The paper tackles the problem of analyzing stochastic approximation algorithms for solving linear fixed point equations using data from ergodic Markov chains, providing non-asymptotic bounds on error and establishing instance-optimality for averaged estimators. It achieves results with sharp dependence on parameters like dimension and mixing time, and applies these to policy evaluation and autoregressive models.

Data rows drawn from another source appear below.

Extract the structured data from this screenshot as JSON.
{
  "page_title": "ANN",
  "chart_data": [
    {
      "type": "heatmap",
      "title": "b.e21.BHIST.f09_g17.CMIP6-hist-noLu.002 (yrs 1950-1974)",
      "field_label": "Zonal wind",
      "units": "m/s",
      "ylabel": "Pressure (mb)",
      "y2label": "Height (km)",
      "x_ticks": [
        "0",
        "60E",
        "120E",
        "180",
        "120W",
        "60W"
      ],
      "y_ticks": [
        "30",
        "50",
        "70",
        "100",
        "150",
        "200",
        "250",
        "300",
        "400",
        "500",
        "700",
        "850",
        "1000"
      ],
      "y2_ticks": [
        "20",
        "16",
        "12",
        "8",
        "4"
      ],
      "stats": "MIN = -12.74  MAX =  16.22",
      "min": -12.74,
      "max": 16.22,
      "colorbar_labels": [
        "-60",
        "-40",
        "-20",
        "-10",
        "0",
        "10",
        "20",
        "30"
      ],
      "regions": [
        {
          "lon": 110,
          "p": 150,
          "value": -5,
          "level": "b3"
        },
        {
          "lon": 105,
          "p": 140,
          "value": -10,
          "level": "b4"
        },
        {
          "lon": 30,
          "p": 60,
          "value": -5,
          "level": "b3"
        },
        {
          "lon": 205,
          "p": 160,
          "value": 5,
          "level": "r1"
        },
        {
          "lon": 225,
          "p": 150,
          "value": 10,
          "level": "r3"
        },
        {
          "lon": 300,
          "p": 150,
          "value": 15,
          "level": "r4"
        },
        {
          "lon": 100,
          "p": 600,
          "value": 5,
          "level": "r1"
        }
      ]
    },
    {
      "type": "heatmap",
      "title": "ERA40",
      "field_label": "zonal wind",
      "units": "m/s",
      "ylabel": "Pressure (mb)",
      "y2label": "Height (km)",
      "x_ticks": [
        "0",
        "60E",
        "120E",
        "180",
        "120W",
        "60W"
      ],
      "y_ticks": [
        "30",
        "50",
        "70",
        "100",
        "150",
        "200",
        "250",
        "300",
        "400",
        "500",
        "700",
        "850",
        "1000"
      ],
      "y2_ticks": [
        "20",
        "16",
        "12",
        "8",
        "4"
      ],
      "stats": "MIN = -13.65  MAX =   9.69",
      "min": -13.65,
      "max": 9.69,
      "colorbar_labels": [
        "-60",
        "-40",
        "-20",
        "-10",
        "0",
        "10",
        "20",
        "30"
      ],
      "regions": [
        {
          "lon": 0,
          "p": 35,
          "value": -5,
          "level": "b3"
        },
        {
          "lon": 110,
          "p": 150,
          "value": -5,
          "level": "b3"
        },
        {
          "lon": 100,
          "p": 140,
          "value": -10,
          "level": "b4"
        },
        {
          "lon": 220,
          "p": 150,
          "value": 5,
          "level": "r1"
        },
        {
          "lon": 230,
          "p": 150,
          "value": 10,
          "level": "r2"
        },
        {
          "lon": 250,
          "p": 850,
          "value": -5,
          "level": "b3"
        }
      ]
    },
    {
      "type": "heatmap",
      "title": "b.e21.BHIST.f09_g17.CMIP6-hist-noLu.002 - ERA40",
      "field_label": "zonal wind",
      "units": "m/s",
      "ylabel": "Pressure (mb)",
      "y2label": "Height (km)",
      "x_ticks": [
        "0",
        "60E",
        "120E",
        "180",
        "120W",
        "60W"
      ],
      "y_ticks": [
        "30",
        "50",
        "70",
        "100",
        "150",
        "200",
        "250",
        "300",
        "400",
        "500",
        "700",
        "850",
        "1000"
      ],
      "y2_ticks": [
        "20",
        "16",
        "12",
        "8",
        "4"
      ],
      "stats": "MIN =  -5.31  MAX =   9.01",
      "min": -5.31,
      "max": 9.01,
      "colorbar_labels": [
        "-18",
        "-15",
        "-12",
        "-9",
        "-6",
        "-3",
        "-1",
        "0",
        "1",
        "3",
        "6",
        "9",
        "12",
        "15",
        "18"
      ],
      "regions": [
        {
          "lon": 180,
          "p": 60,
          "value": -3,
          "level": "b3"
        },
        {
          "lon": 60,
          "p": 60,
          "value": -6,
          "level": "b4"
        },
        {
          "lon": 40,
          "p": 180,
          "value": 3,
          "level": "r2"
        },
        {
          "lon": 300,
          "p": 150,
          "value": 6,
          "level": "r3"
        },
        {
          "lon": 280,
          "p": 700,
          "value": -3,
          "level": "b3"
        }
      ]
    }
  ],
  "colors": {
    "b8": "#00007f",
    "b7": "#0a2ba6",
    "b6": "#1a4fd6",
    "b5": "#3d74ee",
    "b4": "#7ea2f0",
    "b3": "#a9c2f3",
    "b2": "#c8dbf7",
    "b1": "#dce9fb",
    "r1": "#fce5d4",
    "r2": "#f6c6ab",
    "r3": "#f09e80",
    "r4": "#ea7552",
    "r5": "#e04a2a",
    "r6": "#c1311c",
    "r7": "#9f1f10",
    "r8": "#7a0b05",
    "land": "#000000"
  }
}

We study stochastic approximation procedures for approximately solving a $d$-dimensional linear fixed point equation based on observing a trajectory of length $n$ from an ergodic Markov chain. We first exhibit a non-asymptotic bound of the order $t_{\mathrm{mix}} \tfrac{d}{n}$ on the squared error of the last iterate of a standard scheme, where $t_{\mathrm{mix}}$ is a mixing time. We then prove a non-asymptotic instance-dependent bound on a suitably averaged sequence of iterates, with a leading term that matches the local asymptotic minimax limit, including sharp dependence on the parameters $(d, t_{\mathrm{mix}})$ in the higher order terms. We complement these upper bounds with a non-asymptotic minimax lower bound that establishes the instance-optimality of the averaged SA estimator. We derive corollaries of these results for policy evaluation with Markov noise -- covering the TD($λ$) family of algorithms for all $λ\in [0, 1)$ -- and linear autoregressive models. Our instance-dependent characterizations open the door to the design of fine-grained model selection procedures for hyperparameter tuning (e.g., choosing the value of $λ$ when running the TD($λ$) algorithm).